Sept. 11 Fuels Doubt About Ohio Train Derailment Air Quality

Air and water monitoring continues in East Palestine, Ohio, after a train derailment and some people are beginning to wonder if they can trust the governmental organizations in charge of toxic chemical mitigation.

After a Norfolk Southern Railway train carrying toxic chemicals derailed on February 3, a controlled burn was conducted on railway cars shortly after, releasing toxic chemicals into the atmosphere. Residents were told to evacuate the area before the burn, and after air monitoring was conducted, it was deemed safe for residents to return.

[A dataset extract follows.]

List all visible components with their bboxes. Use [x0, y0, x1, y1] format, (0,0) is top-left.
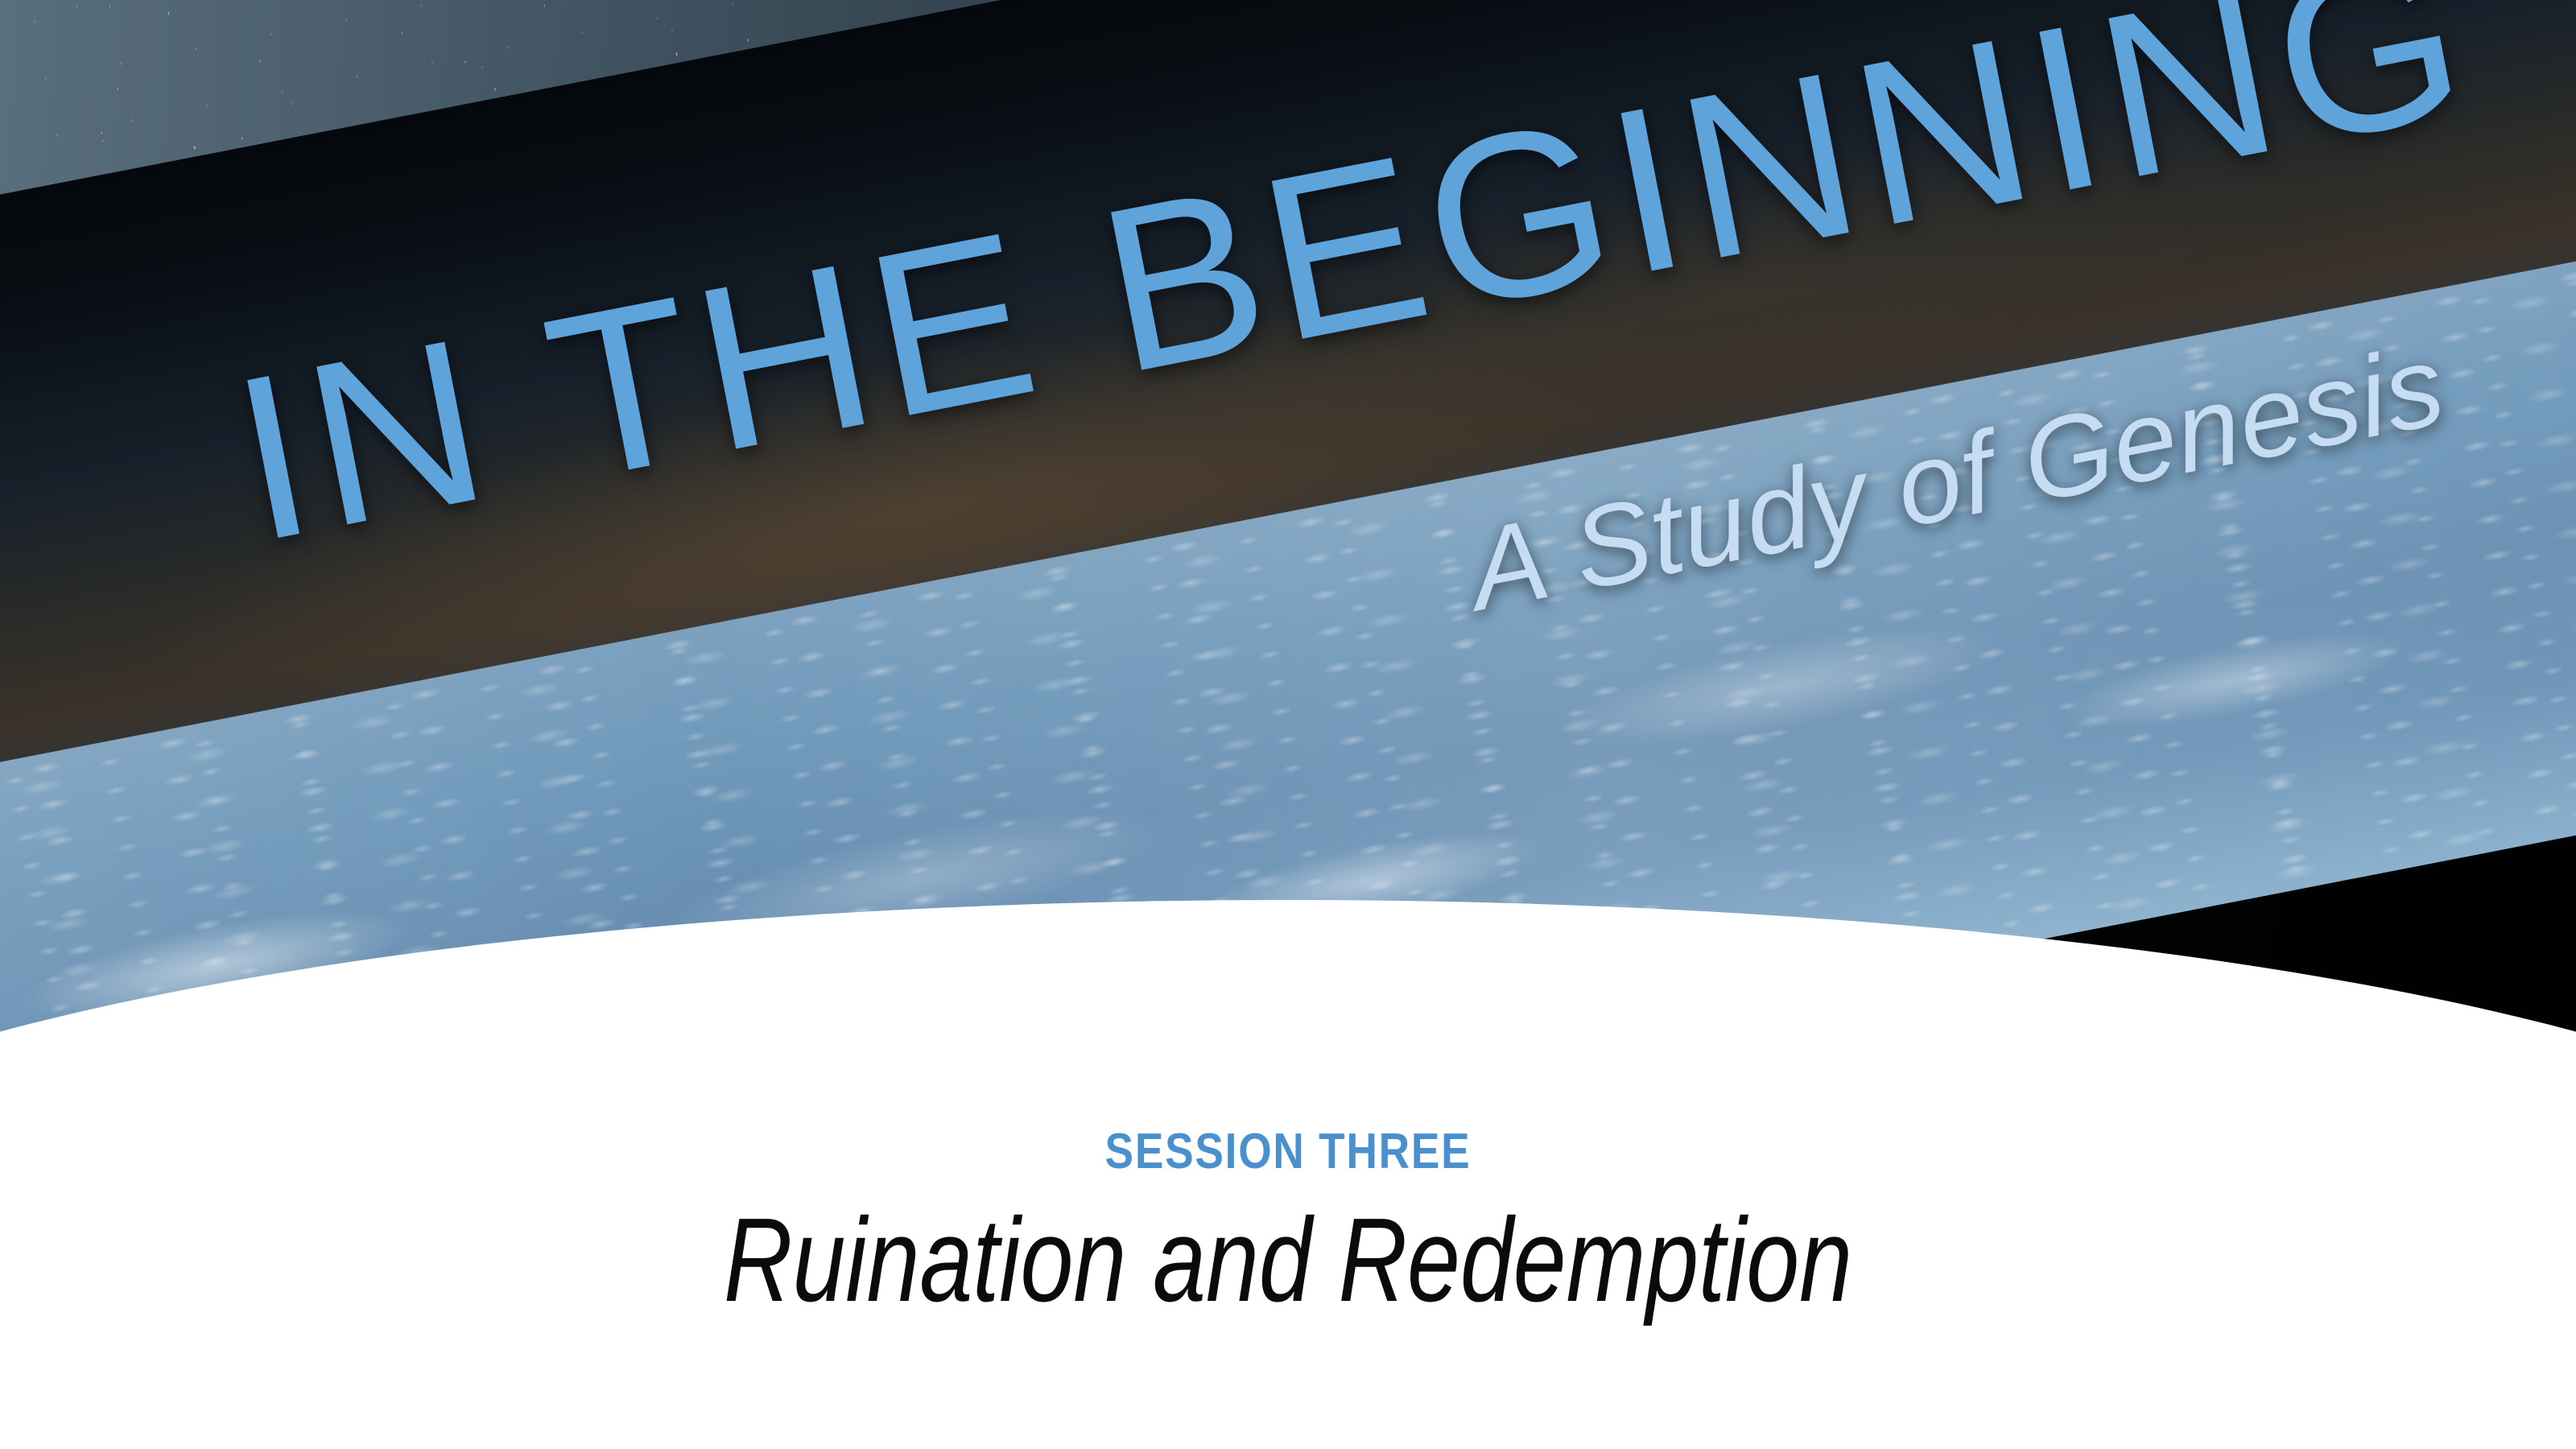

Nearly two weeks later, people are reporting concerning health problems, wildlife has been fatally impacted and people living in the area have commented on a chemical smell in the air.

Some people have expressed concern over if the air is safe to breathe, comparing the incident to how the government handled air quality testing after 9/11.

Water quality is monitored after train derailment
Water is pumped into a creek for aeration on February 14, 2023, in East Palestine, Ohio. A train operated by Norfolk Southern derailed on February 3, releasing toxic fumes and forcing evacuation of residents. Some people have expressed concern over if the air is safe to breathe, comparing the incident to how the government handled air quality testing after 9/11. GETTY

According to a report by the Center for Public Integrity, the Environmental Protection Agency (EPA) declared the air was safe to breathe following the 9/11 attacks. Years later, the EPA's Office of the Inspector General reported that the EPA didn't have enough data to make that statement, and air monitoring data used at the time didn't include tests for several concerning pollutants.

"I lived in downtown NYC during 9/11. (Still do.) They told us, repeatedly, that the air — which tasted of metal and poison — was safe. It wasn't. Of course it wasn't. This madness in Ohio is going to be a huge story, and it's not being reported as it should be," author Marjorie Ingall tweeted.

Now, people are concerned the same approach is being taken in Ohio. East Palestine residents have commented about how the air smells strange since the derailment.

The EPA conducted a press conference Thursday afternoon and said that the Ohio Department of Health is urging residents to drink bottled water until further testing is completed. The department also urged residents with wells to test the water before drinking it.

Erin Brockovich, an environmental activist and whistleblower, retweeted a letter that the EPA sent to Norfolk Southern Railway, listing the chemicals on the train and informing the railway that air and water monitoring continues in the area.

"This is why people don't trust government," Brockovich tweeted. "You cannot tell people that there has been and continues to be hazardous pollutants contaminating the environment while at the same time saying 'all is well.' People aren't stupid."

Luke Rudkowski, founder of independent news organization We Are Change, tweeted a photo of the cloud cover in East Palestine, Ohio. An ominous black plume is pictured in the middle of a grouping of white clouds.

"'Don't worry just go back to work, the air is safe to breath' - U.S Government after 9/11 East Palestine, Ohio right now...." Rudkowski tweeted with the picture.

Newsweek reached out to several environmental experts for comment.